Theoretically, the daily rocket attacks from Gaza might stop if Israel were to reconquer the Strip. Yet such a step could hurtle the region into a tailspin, undermine what remains of Abbas’s rule in the West Bank, and force Israel to reconquer the cities there too. The notorious Civil Administration would then return, and Israel would have full, direct responsibility for the feeding, education and employment of 4 million Palestinians. Added to the 1.4 million Arabs living as citizens within its borders, the number of Arabs under Israel’s rule would then almost equal the number of Jews (5.7 million).
The nominal PA rule over the cities of the West Bank, along with the Hamas domination of Gaza, enables Israel to maintain an indirect occupation while avoiding responsibility. But if Israel were to retake Gaza and then (following a PA collapse) the West Bank, that would bring on the Zionist nightmare.
We may regard Annapolis, then, as a desperate attempt to strengthen Abbas, prevent the PA’s collapse and save the Jewish State. At the subsequent Paris Conference, the developed nations pledged $7.5 billion toward the building of Palestine. The West has recognized that this latest effort may be the last chance for a two-state solution.
What exactly is the nature of the Jewish state that is thus endangered? It has become clear in recent years that Israel’s drive to separate the two peoples is not meant as penance for its crimes of forty years. The desire for separation results rather from the evaporation of the Zionist ethos. This ethos once embraced all Jewish citizens of the state, but it has shriveled to embrace the successful alone.
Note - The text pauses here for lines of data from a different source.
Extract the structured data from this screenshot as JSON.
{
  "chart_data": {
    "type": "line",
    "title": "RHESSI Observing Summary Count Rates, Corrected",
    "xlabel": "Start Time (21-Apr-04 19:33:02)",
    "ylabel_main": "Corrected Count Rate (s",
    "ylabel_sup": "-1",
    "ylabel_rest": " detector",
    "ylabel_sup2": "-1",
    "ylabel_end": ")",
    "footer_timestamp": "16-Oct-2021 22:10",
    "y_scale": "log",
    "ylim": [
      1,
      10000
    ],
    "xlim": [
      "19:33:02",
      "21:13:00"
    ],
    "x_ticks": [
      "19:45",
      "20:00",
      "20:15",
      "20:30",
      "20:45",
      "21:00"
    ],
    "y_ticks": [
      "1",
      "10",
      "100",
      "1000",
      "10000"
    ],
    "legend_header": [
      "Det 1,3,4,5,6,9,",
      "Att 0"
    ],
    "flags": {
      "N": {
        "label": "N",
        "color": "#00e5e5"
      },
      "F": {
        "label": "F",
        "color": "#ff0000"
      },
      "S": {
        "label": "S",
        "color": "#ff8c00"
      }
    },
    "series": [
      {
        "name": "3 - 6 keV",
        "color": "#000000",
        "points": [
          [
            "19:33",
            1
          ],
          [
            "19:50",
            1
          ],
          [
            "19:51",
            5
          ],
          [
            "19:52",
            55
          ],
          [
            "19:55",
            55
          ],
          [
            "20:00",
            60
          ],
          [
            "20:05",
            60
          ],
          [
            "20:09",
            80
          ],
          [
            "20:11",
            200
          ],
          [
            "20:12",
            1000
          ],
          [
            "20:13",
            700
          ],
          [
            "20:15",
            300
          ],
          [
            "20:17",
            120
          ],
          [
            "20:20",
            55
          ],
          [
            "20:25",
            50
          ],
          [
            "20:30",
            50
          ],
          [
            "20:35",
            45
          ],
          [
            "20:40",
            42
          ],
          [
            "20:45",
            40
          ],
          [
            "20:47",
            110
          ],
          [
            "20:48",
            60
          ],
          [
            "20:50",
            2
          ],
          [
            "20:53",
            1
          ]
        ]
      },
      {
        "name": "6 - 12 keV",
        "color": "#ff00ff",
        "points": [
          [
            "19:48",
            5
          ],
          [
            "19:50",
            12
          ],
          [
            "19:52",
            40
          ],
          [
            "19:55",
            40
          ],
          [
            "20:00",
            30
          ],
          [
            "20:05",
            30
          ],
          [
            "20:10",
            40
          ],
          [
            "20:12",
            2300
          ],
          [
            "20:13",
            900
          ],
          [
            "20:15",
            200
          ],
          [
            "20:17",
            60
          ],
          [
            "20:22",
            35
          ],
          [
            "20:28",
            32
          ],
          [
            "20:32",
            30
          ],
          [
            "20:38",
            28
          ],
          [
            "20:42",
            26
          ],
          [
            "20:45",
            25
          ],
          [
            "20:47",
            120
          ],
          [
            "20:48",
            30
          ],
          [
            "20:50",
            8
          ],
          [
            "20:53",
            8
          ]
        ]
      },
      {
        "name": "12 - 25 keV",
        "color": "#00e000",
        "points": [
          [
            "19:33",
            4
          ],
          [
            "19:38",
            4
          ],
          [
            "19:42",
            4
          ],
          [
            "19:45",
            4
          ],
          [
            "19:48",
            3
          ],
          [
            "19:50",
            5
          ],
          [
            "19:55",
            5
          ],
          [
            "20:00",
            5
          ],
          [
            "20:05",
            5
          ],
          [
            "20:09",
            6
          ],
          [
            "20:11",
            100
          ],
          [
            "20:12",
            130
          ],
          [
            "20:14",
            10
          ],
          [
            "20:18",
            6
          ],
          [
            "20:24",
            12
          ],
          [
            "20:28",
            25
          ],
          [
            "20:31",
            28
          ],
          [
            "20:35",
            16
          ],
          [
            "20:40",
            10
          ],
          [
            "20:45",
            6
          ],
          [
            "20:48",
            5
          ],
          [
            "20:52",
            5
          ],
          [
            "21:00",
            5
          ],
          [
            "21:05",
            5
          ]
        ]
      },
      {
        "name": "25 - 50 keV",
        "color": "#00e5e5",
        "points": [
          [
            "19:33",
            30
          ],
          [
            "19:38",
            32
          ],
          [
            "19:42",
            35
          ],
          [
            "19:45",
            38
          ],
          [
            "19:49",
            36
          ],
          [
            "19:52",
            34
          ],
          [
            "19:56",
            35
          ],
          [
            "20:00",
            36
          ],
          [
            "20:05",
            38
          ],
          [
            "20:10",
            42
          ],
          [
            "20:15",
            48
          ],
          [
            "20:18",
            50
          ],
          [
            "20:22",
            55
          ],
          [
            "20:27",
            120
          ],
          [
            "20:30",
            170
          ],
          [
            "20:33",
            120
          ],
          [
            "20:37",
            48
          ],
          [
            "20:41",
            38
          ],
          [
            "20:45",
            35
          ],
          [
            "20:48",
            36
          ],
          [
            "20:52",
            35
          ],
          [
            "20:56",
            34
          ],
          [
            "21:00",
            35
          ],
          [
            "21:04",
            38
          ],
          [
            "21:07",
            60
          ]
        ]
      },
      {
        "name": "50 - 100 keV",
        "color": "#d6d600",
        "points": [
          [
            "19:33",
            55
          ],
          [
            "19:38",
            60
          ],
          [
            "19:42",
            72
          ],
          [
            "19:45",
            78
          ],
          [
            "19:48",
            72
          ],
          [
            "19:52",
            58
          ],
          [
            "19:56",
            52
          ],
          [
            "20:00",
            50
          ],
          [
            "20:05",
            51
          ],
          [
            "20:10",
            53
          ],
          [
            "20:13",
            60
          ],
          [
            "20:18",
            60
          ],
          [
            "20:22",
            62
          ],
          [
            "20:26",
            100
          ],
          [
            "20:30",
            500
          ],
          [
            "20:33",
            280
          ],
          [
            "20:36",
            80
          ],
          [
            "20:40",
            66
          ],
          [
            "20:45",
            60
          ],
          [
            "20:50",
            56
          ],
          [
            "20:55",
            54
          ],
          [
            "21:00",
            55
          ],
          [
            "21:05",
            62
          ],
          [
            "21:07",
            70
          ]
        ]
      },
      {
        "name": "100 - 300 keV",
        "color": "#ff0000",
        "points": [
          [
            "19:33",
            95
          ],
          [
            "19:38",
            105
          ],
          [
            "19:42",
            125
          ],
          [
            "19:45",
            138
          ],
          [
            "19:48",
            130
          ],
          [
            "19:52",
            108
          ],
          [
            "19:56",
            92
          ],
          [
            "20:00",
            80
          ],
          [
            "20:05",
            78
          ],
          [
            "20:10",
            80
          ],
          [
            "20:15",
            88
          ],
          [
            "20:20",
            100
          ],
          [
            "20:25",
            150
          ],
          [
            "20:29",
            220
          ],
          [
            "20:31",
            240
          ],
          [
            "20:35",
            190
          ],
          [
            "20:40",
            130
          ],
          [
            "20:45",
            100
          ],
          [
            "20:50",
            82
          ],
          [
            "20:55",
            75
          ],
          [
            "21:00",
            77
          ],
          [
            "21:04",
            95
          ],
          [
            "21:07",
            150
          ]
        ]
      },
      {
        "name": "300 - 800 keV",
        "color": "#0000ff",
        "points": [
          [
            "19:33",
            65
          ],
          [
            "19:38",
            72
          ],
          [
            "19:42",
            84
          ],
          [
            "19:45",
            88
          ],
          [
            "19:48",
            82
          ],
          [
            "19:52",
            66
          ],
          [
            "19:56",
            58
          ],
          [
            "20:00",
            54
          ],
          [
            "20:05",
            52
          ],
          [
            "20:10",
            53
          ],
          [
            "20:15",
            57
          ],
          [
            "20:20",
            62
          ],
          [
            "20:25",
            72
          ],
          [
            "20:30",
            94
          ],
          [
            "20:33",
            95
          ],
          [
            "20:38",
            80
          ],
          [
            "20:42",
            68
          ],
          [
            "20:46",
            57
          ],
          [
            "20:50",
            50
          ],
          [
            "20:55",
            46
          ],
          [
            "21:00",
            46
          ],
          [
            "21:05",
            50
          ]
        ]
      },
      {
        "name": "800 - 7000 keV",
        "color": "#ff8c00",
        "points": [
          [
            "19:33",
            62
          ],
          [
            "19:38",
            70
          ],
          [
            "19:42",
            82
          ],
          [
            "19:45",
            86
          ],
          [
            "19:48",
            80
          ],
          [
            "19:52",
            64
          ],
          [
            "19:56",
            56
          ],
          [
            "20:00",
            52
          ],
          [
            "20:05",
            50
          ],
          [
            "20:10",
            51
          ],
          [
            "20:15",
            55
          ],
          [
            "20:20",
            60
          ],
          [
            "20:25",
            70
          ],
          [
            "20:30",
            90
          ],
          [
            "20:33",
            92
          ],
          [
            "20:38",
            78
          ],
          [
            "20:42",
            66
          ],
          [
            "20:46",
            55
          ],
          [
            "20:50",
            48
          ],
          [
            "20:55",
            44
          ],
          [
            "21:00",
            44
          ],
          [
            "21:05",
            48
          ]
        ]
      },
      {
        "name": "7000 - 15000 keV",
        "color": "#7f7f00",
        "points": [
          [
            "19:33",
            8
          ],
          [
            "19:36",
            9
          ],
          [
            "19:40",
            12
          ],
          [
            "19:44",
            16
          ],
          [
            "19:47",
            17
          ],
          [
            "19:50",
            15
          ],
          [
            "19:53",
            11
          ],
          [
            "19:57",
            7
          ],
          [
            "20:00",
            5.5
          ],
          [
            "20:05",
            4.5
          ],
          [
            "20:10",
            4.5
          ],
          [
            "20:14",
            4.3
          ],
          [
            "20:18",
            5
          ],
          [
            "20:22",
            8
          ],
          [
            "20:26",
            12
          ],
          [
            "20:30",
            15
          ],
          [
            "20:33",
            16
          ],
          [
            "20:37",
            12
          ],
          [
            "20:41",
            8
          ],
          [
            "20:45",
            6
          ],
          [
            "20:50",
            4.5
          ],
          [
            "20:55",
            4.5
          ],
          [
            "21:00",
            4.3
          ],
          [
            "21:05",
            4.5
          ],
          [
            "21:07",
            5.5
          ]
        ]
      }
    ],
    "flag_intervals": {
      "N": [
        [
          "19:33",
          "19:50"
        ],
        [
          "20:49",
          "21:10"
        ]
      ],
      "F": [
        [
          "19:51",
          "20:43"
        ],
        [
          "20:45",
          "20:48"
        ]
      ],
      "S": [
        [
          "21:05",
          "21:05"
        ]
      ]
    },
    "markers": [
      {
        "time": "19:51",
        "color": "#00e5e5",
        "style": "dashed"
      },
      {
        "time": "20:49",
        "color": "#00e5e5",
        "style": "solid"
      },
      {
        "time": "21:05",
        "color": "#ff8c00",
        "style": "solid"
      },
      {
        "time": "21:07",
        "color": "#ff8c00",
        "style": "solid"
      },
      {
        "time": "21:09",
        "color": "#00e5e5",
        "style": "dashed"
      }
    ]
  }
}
From a nation for all its Jews, Israel has become a nation for all its rich. The classes that have lost strength in recent years, such as workers who could not make the transition to high-tech, or those displaced by foreign labor, or single mothers, have become a burden on the state (that is, on the rich), just as the Palestinians in Gaza and the West Bank are a burden. Israel seeks a model for separating from the Palestinians, while it employs a neoliberal model to separate from its own poor. Recently, for instance, the Olmert government faced the longest and most militant teachers’ strike in the country’s history.
Criticism of the government is concentrated on two levels. The first is political, focusing on its inability to bring the peace that alone can secure the continuation of the Jewish State. The second level is that of class conflict. The same Jewish State, which once symbolized job security and a homeland for most of its citizens, is breaking up before their eyes. It has detached itself from the workers and the poor. In a nation that lacks both physical and economic security, we cannot expect solidarity.
On the analysis given here, Israel is damned if it does and damned if it doesn’t. Perhaps it still has time to save the two-state solution — and itself — by doing what it should have done long ago: through bilateral agreement, it should have dismantled the settlements and withdrawn to the lines of 1967. But the likelihood of such a conversion is now near zero, because a new element has entered the picture: Hamas, which might do in the West Bank what it has done in Gaza.
Israel is also damned, on the other hand, if it does not withdraw to the lines of 1967, for it will then have to face the ever stronger forces pushing for a single democratic state. The time has come for hard decisions: either help build an independent Palestine or face a one-state solution.